3.1.  Vaccination de tous les nourrissons avec un schéma vaccinal 2 + 1 (2 mois, 4 mois et 12 mois)

En effet, des études ont montré que ce schéma entrainait une réponse immunologique peu différente de celle obtenue par le schéma décrit dans le résumé des caractéristiques du produit, à savoir un schéma 3 + 1 (3 doses à un mois d'intervalle suivies d'une rappel entre 12 et 23 mois). Le vaccin Bexsero sera administré de manière simultanée avec les autres vaccins pédiatriques (diphtérie, tétanos, poliomyélite, coqueluche, Haemophilus influenzae type b et pneumocoque). Le calendrier vaccinal du Royaume-Uni peut être visualisé de manière interactive avec le vaccine scheduler, un outil réalisé par MesVaccins.net pour le Centre européen de contrôle des maladies (ECDC, European centre for Disease Prevention and Control).

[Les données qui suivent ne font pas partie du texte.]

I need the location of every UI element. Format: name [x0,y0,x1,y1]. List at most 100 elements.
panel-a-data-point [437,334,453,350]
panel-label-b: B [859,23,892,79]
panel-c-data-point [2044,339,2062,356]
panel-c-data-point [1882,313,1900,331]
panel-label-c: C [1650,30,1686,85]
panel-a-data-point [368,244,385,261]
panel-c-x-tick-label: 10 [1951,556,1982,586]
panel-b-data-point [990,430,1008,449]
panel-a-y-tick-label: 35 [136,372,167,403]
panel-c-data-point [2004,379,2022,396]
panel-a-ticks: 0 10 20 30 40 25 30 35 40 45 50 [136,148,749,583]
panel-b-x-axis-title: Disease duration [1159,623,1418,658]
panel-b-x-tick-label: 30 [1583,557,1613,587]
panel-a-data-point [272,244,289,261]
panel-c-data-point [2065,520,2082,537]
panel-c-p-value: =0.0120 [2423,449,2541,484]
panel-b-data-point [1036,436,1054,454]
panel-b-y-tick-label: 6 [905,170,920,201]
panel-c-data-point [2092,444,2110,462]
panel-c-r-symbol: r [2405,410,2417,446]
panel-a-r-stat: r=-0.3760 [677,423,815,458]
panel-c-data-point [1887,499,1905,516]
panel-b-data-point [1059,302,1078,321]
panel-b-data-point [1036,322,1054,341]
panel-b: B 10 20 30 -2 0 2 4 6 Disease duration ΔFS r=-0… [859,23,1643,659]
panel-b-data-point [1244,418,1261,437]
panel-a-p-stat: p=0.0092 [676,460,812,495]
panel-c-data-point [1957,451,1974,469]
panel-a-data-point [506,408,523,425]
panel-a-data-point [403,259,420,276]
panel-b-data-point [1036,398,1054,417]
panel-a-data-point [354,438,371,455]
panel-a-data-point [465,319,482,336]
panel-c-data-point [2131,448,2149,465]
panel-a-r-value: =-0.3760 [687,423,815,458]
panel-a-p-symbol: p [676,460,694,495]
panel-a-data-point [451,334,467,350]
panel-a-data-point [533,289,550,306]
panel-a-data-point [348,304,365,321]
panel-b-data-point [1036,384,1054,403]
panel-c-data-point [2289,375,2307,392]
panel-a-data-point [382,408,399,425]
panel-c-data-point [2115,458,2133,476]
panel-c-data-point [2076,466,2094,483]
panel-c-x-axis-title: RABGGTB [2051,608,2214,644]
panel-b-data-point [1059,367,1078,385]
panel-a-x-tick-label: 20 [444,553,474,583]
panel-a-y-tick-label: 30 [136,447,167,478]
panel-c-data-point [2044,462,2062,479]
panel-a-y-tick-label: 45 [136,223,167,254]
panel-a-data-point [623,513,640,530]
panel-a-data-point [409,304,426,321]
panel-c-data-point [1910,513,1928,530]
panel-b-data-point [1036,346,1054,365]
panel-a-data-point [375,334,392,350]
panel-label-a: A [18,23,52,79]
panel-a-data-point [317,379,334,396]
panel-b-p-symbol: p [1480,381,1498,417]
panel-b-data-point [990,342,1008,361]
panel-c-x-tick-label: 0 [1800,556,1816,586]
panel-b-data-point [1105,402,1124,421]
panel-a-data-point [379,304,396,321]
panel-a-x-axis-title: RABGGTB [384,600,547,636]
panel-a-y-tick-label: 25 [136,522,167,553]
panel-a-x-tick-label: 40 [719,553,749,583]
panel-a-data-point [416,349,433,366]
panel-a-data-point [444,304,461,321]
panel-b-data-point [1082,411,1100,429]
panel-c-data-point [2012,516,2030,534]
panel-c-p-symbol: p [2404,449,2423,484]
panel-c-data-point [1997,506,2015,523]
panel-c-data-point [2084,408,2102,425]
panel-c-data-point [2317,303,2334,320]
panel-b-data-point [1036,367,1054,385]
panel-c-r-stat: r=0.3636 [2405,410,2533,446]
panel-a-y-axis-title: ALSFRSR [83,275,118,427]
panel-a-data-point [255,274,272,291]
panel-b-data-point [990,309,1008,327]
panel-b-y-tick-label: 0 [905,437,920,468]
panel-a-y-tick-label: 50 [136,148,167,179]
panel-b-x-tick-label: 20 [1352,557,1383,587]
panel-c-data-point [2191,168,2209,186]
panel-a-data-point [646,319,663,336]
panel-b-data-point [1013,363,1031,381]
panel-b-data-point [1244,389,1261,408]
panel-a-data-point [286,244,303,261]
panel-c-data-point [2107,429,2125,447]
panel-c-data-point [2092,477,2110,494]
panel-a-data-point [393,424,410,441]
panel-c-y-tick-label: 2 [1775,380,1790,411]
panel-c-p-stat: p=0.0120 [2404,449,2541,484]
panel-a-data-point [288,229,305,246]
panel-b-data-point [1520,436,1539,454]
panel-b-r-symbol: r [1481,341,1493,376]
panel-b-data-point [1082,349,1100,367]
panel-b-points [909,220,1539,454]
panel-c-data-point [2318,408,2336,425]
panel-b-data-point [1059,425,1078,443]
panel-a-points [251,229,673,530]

Concernant la sécurité d'emploi du vaccin Bexsero, il a été montré au cours des essais cliniques une augmentation de la fièvre chez les nourrissons lorsque ce vaccin était administré simultanément aux autres vaccins pédiatriques. Cependant, l'administration prophylactique de paracétamol permet de réduire le risque de fièvre sans pour autant diminuer la réponse immunitaire (rapport de l'agence européenne des médicaments). C'est pourquoi le JCVI recommande d'administrer systématiquement du paracétamol juste après la vaccination par Bexsero aux nourrissons.

Le vaccin Bexsero réduit probablement le portage (et donc la transmission de personne à personne) du méningocoque B, mais il est difficile d'évaluer l'importance de cette réduction et de prédire son impact si l'on vaccinait une proportion importante de la population.

En raison de l'efficacité attendue du vaccin Bexsero contre les autres sérogroupes du méningocoque, notamment le sérogroupe C, il est proposé de supprimer à terme la dose vaccinale contre le méningocoque C réalisée à l'âge de 3 mois. En effet, le vaccin Bexsero confère une certaine protection contre les autres sérogroupes de méningocoque, y compris le méningocoque C.

3.2. La vaccination contre le méningocoque B des adolescents n'est pas recommandée

Le JCVI a estimé qu'il y avait encore trop d'incertitudes sur l'efficacité vaccinale et sur l'immunité de groupe conférée par le vaccin Bexsero pour proposer la vaccination à tous les adolescents. Par contre, une enquête devrait être réalisée pour déterminer l'impact de la vaccination sur le portage du méningocoque B dans cette tranche d'âge.

Ce nouveau calendrier vaccinal sera évalué dans les deux ans à venir. Nul doute que les autres pays européens suivront attentivement les résultats et l'impact de ces nouvelles recommandations pour définir leur propre politique vaccinale.

4. Etat des recommandations de vaccination contre la méningite B en France

Pour l'instant en France, où l'incidence des infections invasives à méningocoque B est moins élevée qu'au Royaume-Uni, la vaccination contre le méningocoque B est recommandée uniquement chez les personnes présentant un risque élevé d'infection grave, ou devant la survenue de cas groupés reliés à un clone identique. C'est ainsi qu'une campagne de vaccination contre la méningite B est en cours en Seine-Maritime, dans la Somme et dans certains cantons des Pyrénées-Atlantiques. Des cas groupés d'infections invasives à méningocoque B sont récemment survenus à Nice (trois cas dont deux décès), mais les souches en cause appartenaient à des clones différents.

Des associations de citoyens et de familles confrontées à la méningite se sont réunies sous la bannière Ensemble contre la méningite et demandent le remboursement du vaccin Bexsero.

Source : Joint Committee on Vaccination and Immunisation.